Law enforcement is a vital resource to improve public safety, and it should be treated as such. Diverting police from serious crimes, 911 calls and emergencies to spend time and resources acting as debt collectors for courts has no benefit for public safety. It simply represents another in a long list of duties that police officers have been saddled with that improve neither the quality of law enforcement or the safety of the public. On this long list of tasks that police are neither trained nor funded to complete are jobs like transporting individuals in need of mental health treatment to find treatment beds. 

Oklahoma has recently made improvements in this mental health transport process, but law enforcement is still burdened with managing far too much of Oklahoma's mental health and crisis response. Each week numerous law enforcement labor hours are still spent shuttling people to find open treatment beds in some counties. This is only necessary because Oklahoma’s policymakers have failed to adequately invest in mental health and addiction services.
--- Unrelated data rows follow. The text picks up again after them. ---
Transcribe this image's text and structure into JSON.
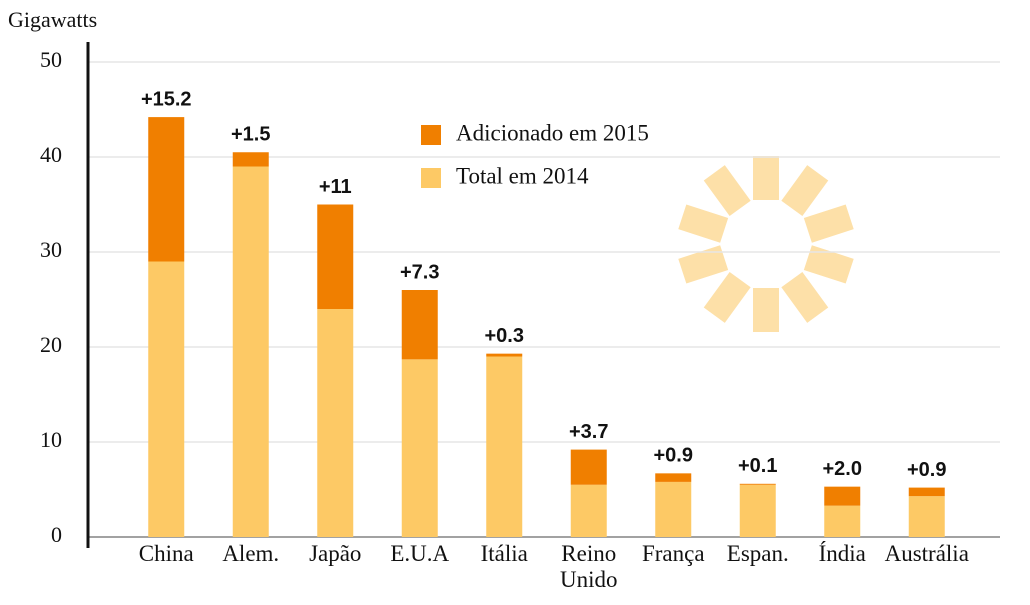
{
  "chart_data": {
    "type": "stacked_bar",
    "y_axis_label": "Gigawatts",
    "categories": [
      "China",
      "Alem.",
      "Japão",
      "E.U.A",
      "Itália",
      "Reino Unido",
      "França",
      "Espan.",
      "Índia",
      "Austrália"
    ],
    "series": [
      {
        "name": "Total em 2014",
        "color": "#fdc965",
        "values": [
          29,
          39,
          24,
          18.7,
          19,
          5.5,
          5.8,
          5.5,
          3.3,
          4.3
        ]
      },
      {
        "name": "Adicionado em 2015",
        "color": "#f07f00",
        "values": [
          15.2,
          1.5,
          11,
          7.3,
          0.3,
          3.7,
          0.9,
          0.1,
          2.0,
          0.9
        ],
        "value_labels": [
          "+15.2",
          "+1.5",
          "+11",
          "+7.3",
          "+0.3",
          "+3.7",
          "+0.9",
          "+0.1",
          "+2.0",
          "+0.9"
        ]
      }
    ],
    "legend_order": [
      1,
      0
    ],
    "ylim": [
      0,
      50
    ],
    "yticks": [
      0,
      10,
      20,
      30,
      40,
      50
    ],
    "grid": true
  }
}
The Department of Mental Health reports that current funding only supports treatment for one in three Oklahomans in need of significant mental health or addiction care. This means hundreds of thousands of Oklahomans are not being served by the status quo. Racial disparities in access to care have exacerbated disparities in criminal legal system outcomes for communities of color as well. Data shows that individuals with untreated mental illness are 16 times more likely to be killed by law enforcement. 

In 2023, Oklahoma’s lawmakers have a historic opportunity to make the single largest investment in local mental health and addiction resources ever seen in the state. Policymakers could accomplish this simply by finally funding the State Question 781 fund. The impact of this investment on not only communities of color, but low income rural communities could represent a positive generation altering sea-change in crime reduction and preventative care. This would allow law enforcement to focus on their jobs and allow communities to actually begin to resolve the root causes of these issues.

The Path Forward

Black Americans like all Americans want safe communities for themselves and their families. As a Black American myself I want to be able to trust law enforcement, but in all honesty I’m not there yet. I believe that most police officers join the force with a real desire to serve their communities and to help people, but none of that matters if the communities you serve can’t trust you. None of that matters if the historic structure of law enforcement is designed to produce disproportionate impact on certain zip codes. In this difficult moment it’s critical that leaders listen beyond the partisan noise and name calling that have rendered so much of American politics useless in 2023. I believe that we can fix this problem. The first step is admitting that trust is crucial for the effectiveness of a public institution like the police and that it is not only the responsibility of Black Americans to create that trust. Building that trust has to be a genuine goal for policymakers and police.